Rodrigo Cunha diz que está fazendo uma espécie de campanha para que no momento da votação da matéria da 17ª Vara o parlamentar apresente seu voto ao público presente e às câmeras da TV Assembleia. “Essa é uma forma de cada deputado demonstrar transparência e mostrar para população como se comporta diante de cada questão”, explicou. 


Desembargadores 

Após a decisão dos deputados em limitar atuação da 17ª, o desembargador José Carlos Malta Marques expôs seu descontentamento com o Projeto de Lei que disciplina e regulamenta a Vara: “Fizeram uma emenda que esvazia totalmente aniquila a 17ª com a densidade que a gente quer para ela. Deixam uma vara coletiva encarregada de julgar o batedorzinho de carteira”. O presidente do TJ, Washington Luiz, também fez o uso da palavra para defender a atuação e manutenção do poder da 17ª Vara Criminal da Capital. “Eu não conheço a redação final que ficou o Projeto de Lei (na época da citação). A minha opinião é que a 17ª possa continuar atuando com sua plenitude”, enfatizou. 
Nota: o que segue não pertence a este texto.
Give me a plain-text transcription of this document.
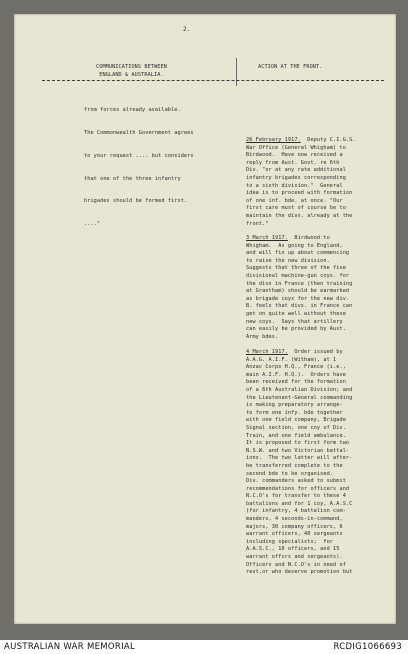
2.
COMMUNICATIONS BETWEEN
ENGLAND & AUSTRALIA.
ACTION AT THE FRONT.

from forces already available.

The Commonwealth Government agrees

to your request .... but considers

that one of the three infantry

brigades should be formed first.

...."

26 February 1917.  Deputy C.I.G.S.
War Office (General Whigham) to
Birdwood.  Have now received a
reply from Aust. Govt. re 6th
Div. "or at any rate additional
infantry brigades corresponding
to a sixth division."  General
idea is to proceed with formation
of one inf. bde. at once. "Our
first care must of course be to
maintain the divs. already at the
front."
3 March 1917.  Birdwood to
Whigham.  As going to England,
and will fix up about commencing
to raise the new division.
Suggests that three of the five
divisional machine-gun coys. for
the divs in France (then training
at Grantham) should be earmarked
as brigade coys for the new div.
B. feels that divs. in France can
get on quite well without these
new coys.  Says that artillery
can easily be provided by Aust.
Army bdes.
4 March 1917.  Order issued by
A.A.G. A.I.F. (Witham), at 1
Anzac Corps H.Q., France (i.e.,
main A.I.F. H.Q.).  Orders have
been received for the formation
of a 6th Australian Division; and
the Lieutenant-General commanding
is making preparatory arrange-
to form one infy. bde together
with one field company, Brigade
Signal section, one coy of Div.
Train, and one field ambulance.
It is proposed to first form two
N.S.W. and two Victorian battal-
ions.  The two latter will after-
be transferred complete to the
second bde to be organised.
Div. commanders asked to submit
recommendations for officers and
N.C.O's for transfer to these 4
battalions and for 1 coy, A.A.S.C
(for infantry, 4 battalion com-
manders, 4 seconds-in-command,
majors, 30 company officers, 6
warrant officers, 40 sergeants
including specialists;  for
A.A.S.C., 10 officers, and 15
warrant offcrs and sergeants).
Officers and N.C.O's in need of
rest,or who deserve promotion but
AUSTRALIAN WAR MEMORIAL	RCDIG1066693
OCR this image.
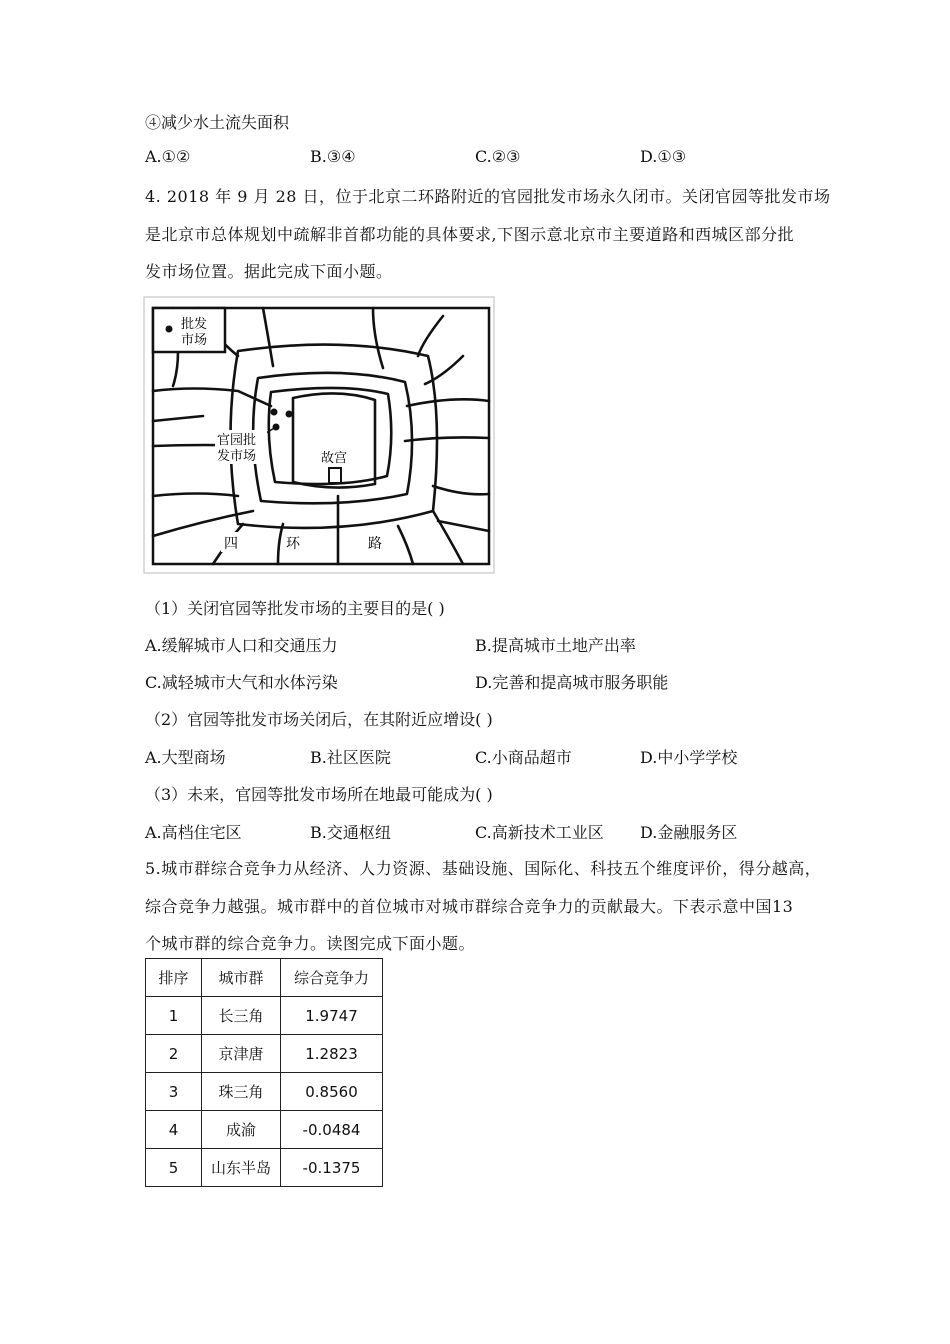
④减少水土流失面积
A.①②	B.③④	C.②③	D.①③
4. 2018 年 9 月 28 日，位于北京二环路附近的官园批发市场永久闭市。关闭官园等批发市场
是北京市总体规划中疏解非首都功能的具体要求,下图示意北京市主要道路和西城区部分批
发市场位置。据此完成下面小题。
批发
市场
官园批
发市场	故宫
四	环	路
（1）关闭官园等批发市场的主要目的是( )
A.缓解城市人口和交通压力	B.提高城市土地产出率
C.减轻城市大气和水体污染	D.完善和提高城市服务职能
（2）官园等批发市场关闭后，在其附近应增设( )
A.大型商场	B.社区医院	C.小商品超市	D.中小学学校
（3）未来，官园等批发市场所在地最可能成为( )
A.高档住宅区	B.交通枢纽	C.高新技术工业区 D.金融服务区
5.城市群综合竞争力从经济、人力资源、基础设施、国际化、科技五个维度评价，得分越高，
综合竞争力越强。城市群中的首位城市对城市群综合竞争力的贡献最大。下表示意中国13
个城市群的综合竞争力。读图完成下面小题。
排序	城市群	综合竞争力
1	长三角	1.9747
2	京津唐	1.2823
3	珠三角	0.8560
4	成渝	-0.0484
5	山东半岛	-0.1375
 17ª de olho em deputado criminoso O então deputado Cícero Ferro esteve preso em 2009 na sede da Polícia Federal, em Maceió, após a determinação da 17ª Vara Criminal da Capital. O ex-deputado foi acusado de arquitetar a morte do vereador Fernando Aldo, de Delmiro Gouveia.O juiz Antônio Emanuel Dória, na época, declarou: “Decretamos a prisão do deputado Cícero Ferro para a garantia da ordem pública e a conveniência da instrução criminal”. A 17ª Vara Criminal da Capital ficou notabilizada em Alagoas por combater os crimes de mando e contra o erário em diversos municípios. O próprio Conselho Nacional de Justiça (CNJ) avaliou que a 17ª Vara é um exemplo a ser seguido no País.